The implication was that the AR-15, compared to other rifles that legislators have not classified as "assault weapons," is especially powerful and therefore especially deadly. But that is plainly not true.

"In World War I," notes hunting columnist Steve Sorensen in the Jamestown Gazette, "our soldiers carried the .30 Gov't rifle (now called the .30-06 Springfield) which sent a 150 grain bullet toward the enemy at roughly 2,900 feet per second, and produced about 2,800 foot-pounds of muzzle energy. Today's modern American military uses the 5.56 NATO cartridge (the civilian equal is the .223). Its 55 grain bullet (about a third the weight of the .30-06 bullet) exits the barrel at roughly 3,200 feet per second (a little faster than the .30-06), producing less than half the energy, a mere 1,300 foot-pounds. So anyone shooting an AR-15 (or one of its cloned siblings) is firing a pipsqueak bullet compared to what our military used a century ago."

People who want to ban AR-15-style rifles, Sorensen says, "seem oblivious to the fact that most deer hunters use much more powerful guns." This video, which compares .223 rounds to .30-06 rounds by showing what happens when both are fired at watermelons, vividly illustrates that point.

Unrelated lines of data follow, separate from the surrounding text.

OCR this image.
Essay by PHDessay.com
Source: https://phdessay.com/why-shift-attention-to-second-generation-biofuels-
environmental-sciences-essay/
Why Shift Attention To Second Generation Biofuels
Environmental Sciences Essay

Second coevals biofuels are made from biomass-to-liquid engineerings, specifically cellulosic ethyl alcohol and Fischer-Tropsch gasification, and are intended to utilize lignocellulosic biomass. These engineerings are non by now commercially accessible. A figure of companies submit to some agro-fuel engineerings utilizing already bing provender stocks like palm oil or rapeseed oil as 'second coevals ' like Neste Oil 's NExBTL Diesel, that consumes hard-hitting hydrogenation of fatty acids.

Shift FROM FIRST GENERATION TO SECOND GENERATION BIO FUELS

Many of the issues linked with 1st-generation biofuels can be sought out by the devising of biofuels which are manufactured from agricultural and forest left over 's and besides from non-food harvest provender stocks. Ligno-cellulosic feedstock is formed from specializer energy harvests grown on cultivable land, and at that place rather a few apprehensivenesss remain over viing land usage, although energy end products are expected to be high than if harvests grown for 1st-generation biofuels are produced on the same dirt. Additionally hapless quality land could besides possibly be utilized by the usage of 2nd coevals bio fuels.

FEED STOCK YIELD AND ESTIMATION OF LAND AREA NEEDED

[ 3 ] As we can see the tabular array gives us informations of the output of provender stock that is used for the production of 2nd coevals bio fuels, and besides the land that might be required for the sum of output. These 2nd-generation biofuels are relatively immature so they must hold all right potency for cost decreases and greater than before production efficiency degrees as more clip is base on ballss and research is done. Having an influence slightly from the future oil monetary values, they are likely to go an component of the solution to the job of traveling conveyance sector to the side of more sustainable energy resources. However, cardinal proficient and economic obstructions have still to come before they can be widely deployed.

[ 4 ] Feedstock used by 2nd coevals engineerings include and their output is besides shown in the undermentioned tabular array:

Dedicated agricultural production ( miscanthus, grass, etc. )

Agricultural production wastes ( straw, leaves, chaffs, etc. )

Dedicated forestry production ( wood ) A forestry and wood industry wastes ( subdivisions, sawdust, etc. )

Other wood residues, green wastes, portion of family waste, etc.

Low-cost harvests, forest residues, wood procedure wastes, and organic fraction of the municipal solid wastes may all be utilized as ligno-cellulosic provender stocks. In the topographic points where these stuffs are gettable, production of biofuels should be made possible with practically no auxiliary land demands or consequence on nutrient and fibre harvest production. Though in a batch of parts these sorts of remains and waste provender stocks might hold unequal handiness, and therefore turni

Sorensen notes that "some jurisdictions even outlaw the .223 for deer, not because it's too deadly, but because it's not deadly enough." He adds that "the AR-15 with its small caliber bullet" nevertheless "has many applications for hunters. Some predator hunters use them and, in certain states that permit hunters to use semi-automatic rifles, they are used for small deer, coyotes, jackrabbits, feral hogs and other varmints."

Contrary to what O'Rourke seems to think, the definition of "assault weapon" is not based on destructive capability. With or without the features that legislators typically target (things like folding or adjustable stocks, pistol grips, barrel shrouds, and threaded barrels), a rifle fires the same ammunition at the same rate with the same muzzle velocity.

The "motherfucker" who enraged O'Rourke may have been rude, but O'Rourke—who heckled Abbott during a May 25 press conference about the Uvalde mass shooting, blaming the governor for failing to stop the attack by banning "assault weapons"—is hardly a model of decorum himself. And the laughing Abbott supporter had a point: He laughed because O'Rourke did not know what he was talking about.

O'Rourke's interpretation, that the guy laughed because he thought there was something amusing about the murder of schoolchildren, is totally implausible in context. But it is of a piece with O'Rourke's assumption that critics of "assault weapon" bans are, at best, cruelly indifferent to such horrifying crimes. The idea that they might honestly disagree with him about the merits of the policy he is pushing never seems to enter his mind.